Aviones militares israelíes bombardearon el lunes los suburbios del sur de Beirut y múltiples puntos del sur del Líbano. Las Fuerzas de Defensa de Israel (FDI) confirmaron las operaciones, señalando que los ataques tenían como objetivo infraestructura y personal del grupo militante Hezbolá, respaldado por Irán.
Las autoridades libanesas reportaron una oleada de ataques en toda la región sur del país. Aunque las FDI sostienen que estas acciones son necesarias para degradar la capacidad militar de Hezbolá, los bombardeos han intensificado la tensión en toda la región.
Escalada de tensiones regionales
Los ataques en Beirut se producen tras una jornada de intensa actividad militar en Oriente Medio. A primera hora del lunes, se informó que las fuerzas israelíes llevaron a cabo operaciones que resultaron en la muerte de un jefe de inteligencia de la Guardia Revolucionaria Iraní.
Estas maniobras militares coinciden con un periodo de grave fricción diplomática. El presidente de EE. UU., Donald Trump, ha lanzado amenazas públicas respecto al control de Irán sobre el estrecho de Ormuz, advirtiendo de graves consecuencias si la vía marítima permanece bloqueada.

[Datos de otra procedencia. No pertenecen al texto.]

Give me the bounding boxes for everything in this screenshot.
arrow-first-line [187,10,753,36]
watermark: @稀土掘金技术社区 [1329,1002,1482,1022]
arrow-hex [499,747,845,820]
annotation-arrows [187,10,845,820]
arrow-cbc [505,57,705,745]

Además de los ataques en el Líbano, se reportaron víctimas en la ciudad portuaria israelí de Haifa tras un intercambio de disparos por separado. Funcionarios locales en el Líbano confirmaron que al menos 15 personas murieron en ataques israelíes previos a lo largo del día.
Hasta la noche del lunes, el gobierno israelí había ofrecido pocos detalles sobre los objetivos específicos alcanzados en la capital. Hezbolá aún no ha emitido una declaración formal sobre el alcance de los daños o el número de bajas sufridas en los suburbios de Beirut.